3. Monitor logs for `retrieve_report`.
---
## Diagram
**DAG Factory Flow**
```mermaid
flowchart LR
subgraph DAGFactory["Dag Factory"]
direction TB
B["Load TMS config (TMS.yml)"] --> C["Load dataset layout (YAML)"]
C --> D["Extract visible & hidden parameters"]
D --> E["Define Airflow DAG with retrieve_report task"]
E --> F["Register DAG globally"]
F --> G["Repeat for each dataset name"]
G --> H["All DAGs available in Airflow"]
end
A["Airflow parses dag_factory.py"] --> DAGFactory
```
**Sample DAG Execution Flow**
```mermaid
flowchart LR
subgraph ExampleDAG
direction TB
B[Read YAML configs] --> C[Build parameter combinations]
C --> D["Evaluate select(...) and replace virtual params"]
D --> E["Init workflow (mr.init_workflow)"]
E --> F["Run TMSDB.py retrieve (subprocess)"]
%% Branches on return codes
F --> |rc=1: No data| G[Finalise workflow success]
F --> |rc=0: Data returned| H[Check if source file config exists]
F --> |rc!=0: Error| M[Finalise workflow failure]
%% Config missing branch
H --> |"Config missing (first run)"| I[Run TMSDB.py create-oracle-table → Generate DDL]
I --> J[Execute DDL via mf.execute → Create Oracle external table]
J --> K["Register file source config (mf.add_source_file_config)"]
K --> L["Process landed file (mf.process_source_file)"]
L --> N[Finalise workflow success]
%% Config exists branch
H --> |Config exists| P["Process landed file (mf.process_source_file)"]
P --> N[Finalise workflow success]
end
```
---
## Dependencies
- **Airflow 2.x**
- **Python 3.9+**
- **mrds** package (providing `utils.manage_files` and `utils.manage_runs`)
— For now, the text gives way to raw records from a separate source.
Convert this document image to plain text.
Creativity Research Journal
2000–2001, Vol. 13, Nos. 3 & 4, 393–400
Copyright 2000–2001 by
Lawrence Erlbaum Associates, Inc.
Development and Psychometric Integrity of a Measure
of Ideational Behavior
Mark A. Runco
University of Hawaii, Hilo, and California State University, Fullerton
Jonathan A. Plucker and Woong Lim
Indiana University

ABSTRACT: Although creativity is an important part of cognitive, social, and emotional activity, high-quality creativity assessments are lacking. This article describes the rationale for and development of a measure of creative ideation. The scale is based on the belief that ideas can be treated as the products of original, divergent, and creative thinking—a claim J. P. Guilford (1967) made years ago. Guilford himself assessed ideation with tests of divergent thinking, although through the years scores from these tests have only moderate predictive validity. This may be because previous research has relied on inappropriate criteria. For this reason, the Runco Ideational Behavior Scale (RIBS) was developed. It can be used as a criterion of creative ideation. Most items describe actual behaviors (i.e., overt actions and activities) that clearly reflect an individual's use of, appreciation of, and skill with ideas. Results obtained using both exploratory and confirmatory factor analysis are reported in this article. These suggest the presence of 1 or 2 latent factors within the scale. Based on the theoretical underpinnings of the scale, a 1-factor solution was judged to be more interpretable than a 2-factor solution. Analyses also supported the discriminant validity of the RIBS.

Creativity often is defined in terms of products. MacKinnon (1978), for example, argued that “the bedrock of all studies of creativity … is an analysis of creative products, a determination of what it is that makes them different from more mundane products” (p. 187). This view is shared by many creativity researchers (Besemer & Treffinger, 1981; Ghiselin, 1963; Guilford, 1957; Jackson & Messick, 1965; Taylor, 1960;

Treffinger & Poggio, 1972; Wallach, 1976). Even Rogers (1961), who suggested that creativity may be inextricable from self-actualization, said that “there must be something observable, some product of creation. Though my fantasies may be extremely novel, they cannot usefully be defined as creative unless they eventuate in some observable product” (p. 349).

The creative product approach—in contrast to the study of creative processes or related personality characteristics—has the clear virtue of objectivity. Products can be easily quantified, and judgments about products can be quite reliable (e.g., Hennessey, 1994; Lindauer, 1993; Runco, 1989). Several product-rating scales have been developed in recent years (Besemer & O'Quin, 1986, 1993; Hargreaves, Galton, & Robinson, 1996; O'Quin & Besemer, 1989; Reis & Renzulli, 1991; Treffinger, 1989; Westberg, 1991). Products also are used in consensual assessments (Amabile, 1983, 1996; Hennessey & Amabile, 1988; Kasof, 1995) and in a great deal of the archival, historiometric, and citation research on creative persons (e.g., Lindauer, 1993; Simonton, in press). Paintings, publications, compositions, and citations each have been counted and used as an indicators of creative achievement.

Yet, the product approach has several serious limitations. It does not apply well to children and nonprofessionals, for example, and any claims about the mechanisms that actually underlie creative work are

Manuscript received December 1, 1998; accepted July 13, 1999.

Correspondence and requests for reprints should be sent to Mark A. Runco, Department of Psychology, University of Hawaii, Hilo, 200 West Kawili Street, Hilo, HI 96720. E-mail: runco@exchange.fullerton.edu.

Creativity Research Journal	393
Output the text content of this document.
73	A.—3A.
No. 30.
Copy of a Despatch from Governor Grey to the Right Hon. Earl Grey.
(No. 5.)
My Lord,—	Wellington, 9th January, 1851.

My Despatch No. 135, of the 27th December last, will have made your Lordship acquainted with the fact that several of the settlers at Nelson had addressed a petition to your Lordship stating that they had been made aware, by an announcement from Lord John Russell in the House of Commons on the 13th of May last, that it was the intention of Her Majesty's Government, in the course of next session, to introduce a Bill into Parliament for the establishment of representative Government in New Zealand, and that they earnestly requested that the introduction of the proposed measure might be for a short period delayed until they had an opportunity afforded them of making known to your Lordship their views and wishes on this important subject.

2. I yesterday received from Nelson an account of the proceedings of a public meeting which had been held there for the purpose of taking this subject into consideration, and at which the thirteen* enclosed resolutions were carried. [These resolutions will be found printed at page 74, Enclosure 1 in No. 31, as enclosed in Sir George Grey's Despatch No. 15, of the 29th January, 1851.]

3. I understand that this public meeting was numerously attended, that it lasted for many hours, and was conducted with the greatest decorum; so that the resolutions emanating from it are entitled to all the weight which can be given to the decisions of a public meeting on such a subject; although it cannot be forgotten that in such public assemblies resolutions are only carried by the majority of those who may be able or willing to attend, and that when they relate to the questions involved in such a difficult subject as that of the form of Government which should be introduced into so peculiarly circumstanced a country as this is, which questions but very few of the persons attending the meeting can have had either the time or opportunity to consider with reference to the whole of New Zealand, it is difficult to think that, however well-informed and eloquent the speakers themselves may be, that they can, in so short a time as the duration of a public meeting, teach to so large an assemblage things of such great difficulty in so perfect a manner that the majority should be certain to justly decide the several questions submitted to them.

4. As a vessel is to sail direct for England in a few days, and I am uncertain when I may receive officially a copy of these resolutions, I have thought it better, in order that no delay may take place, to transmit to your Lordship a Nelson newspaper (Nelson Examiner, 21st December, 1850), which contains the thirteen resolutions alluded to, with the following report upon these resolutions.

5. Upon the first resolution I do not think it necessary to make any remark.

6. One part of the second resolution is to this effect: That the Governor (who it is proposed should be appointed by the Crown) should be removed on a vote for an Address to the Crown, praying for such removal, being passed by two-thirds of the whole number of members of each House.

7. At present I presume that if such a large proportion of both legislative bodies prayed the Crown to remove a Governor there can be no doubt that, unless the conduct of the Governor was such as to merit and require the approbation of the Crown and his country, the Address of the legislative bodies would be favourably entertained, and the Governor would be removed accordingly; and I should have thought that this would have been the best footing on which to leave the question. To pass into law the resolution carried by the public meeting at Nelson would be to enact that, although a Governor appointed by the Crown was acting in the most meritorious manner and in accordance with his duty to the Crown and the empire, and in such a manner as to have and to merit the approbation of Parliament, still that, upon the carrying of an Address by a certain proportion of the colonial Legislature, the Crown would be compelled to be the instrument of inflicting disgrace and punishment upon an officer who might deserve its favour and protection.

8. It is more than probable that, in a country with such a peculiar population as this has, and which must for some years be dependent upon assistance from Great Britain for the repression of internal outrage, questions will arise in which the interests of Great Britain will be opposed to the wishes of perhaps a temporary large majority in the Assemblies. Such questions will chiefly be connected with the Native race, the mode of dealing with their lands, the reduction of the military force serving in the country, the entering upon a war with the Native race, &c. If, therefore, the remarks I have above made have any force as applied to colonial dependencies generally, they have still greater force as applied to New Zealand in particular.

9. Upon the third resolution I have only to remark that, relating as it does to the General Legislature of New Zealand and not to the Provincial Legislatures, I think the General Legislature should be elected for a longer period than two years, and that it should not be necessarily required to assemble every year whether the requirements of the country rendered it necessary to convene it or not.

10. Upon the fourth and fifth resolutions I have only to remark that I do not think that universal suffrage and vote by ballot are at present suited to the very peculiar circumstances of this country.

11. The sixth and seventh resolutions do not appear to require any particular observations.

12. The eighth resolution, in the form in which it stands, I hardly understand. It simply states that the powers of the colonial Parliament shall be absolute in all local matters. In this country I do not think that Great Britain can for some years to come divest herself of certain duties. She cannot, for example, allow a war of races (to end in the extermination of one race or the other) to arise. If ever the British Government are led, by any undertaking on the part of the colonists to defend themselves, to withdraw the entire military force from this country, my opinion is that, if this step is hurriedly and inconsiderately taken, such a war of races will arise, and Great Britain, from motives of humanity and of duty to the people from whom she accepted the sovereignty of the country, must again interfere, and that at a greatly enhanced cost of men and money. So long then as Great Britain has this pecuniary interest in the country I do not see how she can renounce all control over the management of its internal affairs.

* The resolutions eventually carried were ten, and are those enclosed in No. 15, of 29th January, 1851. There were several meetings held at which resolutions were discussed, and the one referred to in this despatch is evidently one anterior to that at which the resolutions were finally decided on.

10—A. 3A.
- **Oracle client / Impala client** (for table creation & querying)
- **Object storage client** (for uploading CSVs)
---
## Summary
The DAG factory is a scalable way to create **dozens of ingestion DAGs** for TMS datasets with minimal boilerplate. It leverages:
- **YAML configs** for parameters,
- **TMSDB CLI** for data retrieval and DDL generation,
- **MRDS utilities** for workflow tracking and file handling.
It standardizes ingestion while keeping each datasets DAG lightweight and uniform.